Emotions are not Steam Engines
Dr. Diamond is correct in noting that the 19th Century steam engine view of emotions was, indeed revolutionary and widely accepted by therapists for quite a while, but it was never accepted by scientists. A revolution also occurred in medicine around the same time, yet Dr. Diamond would not expect his personal physicians to use 19th Century methods and techniques in their treatment of him. Therapy clients have the right to similar expectations of their therapists.


As I understand Dr. Diamond's rendition of the steam engine theory, "appropriate" anger should be experienced and expressed - but not acted on, as the retaliation motive of all anger would risk turning "appropriate" feelings into inappropriate behavior; in other words, it's good to feel but not do. He also seems to think that suppressed/repressed "appropriate" anger, like egg salad, eventually turns rotten when stored somewhere in the body, where it "festers" and causes inappropriate anger.


Functional MRIs show what happens when a person experiences anger - within or without conscious awareness - but, alas, do not show where or how it builds up and festers. We can measure other kinds of invisible festering by things like white blood cell counts and depleted immune system functioning. If there were such a thing as festering anger, it would show up in elevated rates of cortisol in the saliva. I know of no such empirical confirmation of the fester hypothesis.

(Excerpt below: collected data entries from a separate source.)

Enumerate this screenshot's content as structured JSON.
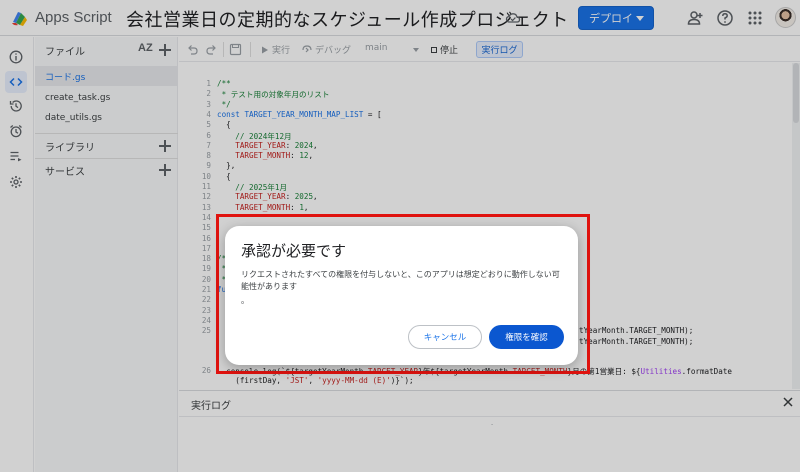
{
  "header": {
    "app_name": "Apps Script",
    "project_title": "会社営業日の定期的なスケジュール作成プロジェクト",
    "deploy_label": "デプロイ",
    "brand_color": "#1a73e8",
    "icons": [
      "cloud-icon",
      "add-person-icon",
      "help-icon",
      "apps-grid-icon"
    ]
  },
  "rail": {
    "items": [
      "info-icon",
      "code-icon",
      "history-icon",
      "alarm-icon",
      "executions-icon",
      "settings-icon"
    ]
  },
  "files": {
    "title": "ファイル",
    "sort_label": "AZ",
    "items": [
      {
        "name": "コード.gs",
        "selected": true
      },
      {
        "name": "create_task.gs",
        "selected": false
      },
      {
        "name": "date_utils.gs",
        "selected": false
      }
    ],
    "libraries_label": "ライブラリ",
    "services_label": "サービス"
  },
  "toolbar": {
    "run_label": "実行",
    "debug_label": "デバッグ",
    "function_name": "main",
    "stop_label": "停止",
    "log_label": "実行ログ"
  },
  "editor": {
    "line_numbers": [
      "1",
      "2",
      "3",
      "4",
      "5",
      "6",
      "7",
      "8",
      "9",
      "10",
      "11",
      "12",
      "13",
      "14",
      "15",
      "16",
      "17",
      "18",
      "19",
      "20",
      "21",
      "22",
      "23",
      "24",
      "25",
      "26"
    ],
    "lines": {
      "l1": "/**",
      "l2": " * テスト用の対象年月のリスト",
      "l3": " */",
      "l4a": "const ",
      "l4b": "TARGET_YEAR_MONTH_MAP_LIST",
      "l4c": " = [",
      "l5": "  {",
      "l6": "    // 2024年12月",
      "l7a": "    TARGET_YEAR",
      "l7b": ": ",
      "l7c": "2024",
      "l7d": ",",
      "l8a": "    TARGET_MONTH",
      "l8b": ": ",
      "l8c": "12",
      "l8d": ",",
      "l9": "  },",
      "l10": "  {",
      "l11": "    // 2025年1月",
      "l12a": "    TARGET_YEAR",
      "l12b": ": ",
      "l12c": "2025",
      "l12d": ",",
      "l13a": "    TARGET_MONTH",
      "l13b": ": ",
      "l13c": "1",
      "l13d": ",",
      "l16": "/*",
      "l17": " *",
      "l18": " *",
      "l19": "fu",
      "l23": "tYearMonth.TARGET_MONTH);",
      "l24": "tYearMonth.TARGET_MONTH);",
      "l26a": "  console.log(`${targetYearMonth.",
      "l26b": "TARGET_YEAR",
      "l26c": "}年${targetYearMonth.",
      "l26d": "TARGET_MONTH",
      "l26e": "}月の第1営業日: ${",
      "l26f": "Utilities",
      "l26g": ".formatDate",
      "l26h": "    (firstDay, ",
      "l26i": "'JST'",
      "l26j": ", ",
      "l26k": "'yyyy-MM-dd (E)'",
      "l26l": ")}`);"
    }
  },
  "log_panel": {
    "title": "実行ログ",
    "dash": "-"
  },
  "dialog": {
    "title": "承認が必要です",
    "message": "リクエストされたすべての権限を付与しないと、このアプリは想定どおりに動作しない可能性があります",
    "message_tail": "。",
    "cancel_label": "キャンセル",
    "confirm_label": "権限を確認",
    "confirm_color": "#0b57d0",
    "highlight_color": "#e0130f"
  }
}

I'm curious to learn how, apart from dogma, Dr. Diamond knows that suppressed appropriate anger festers, indeed, knows it with enough certainty to risk the iatrogenic effects of validating the anger of angry clients. Certainly the empirical literature - as opposed to those early 20th Century case studies embedded in dogma - indicates that there is no lasting therapeutic benefit of catharsis and that anger expression worsens anger problems.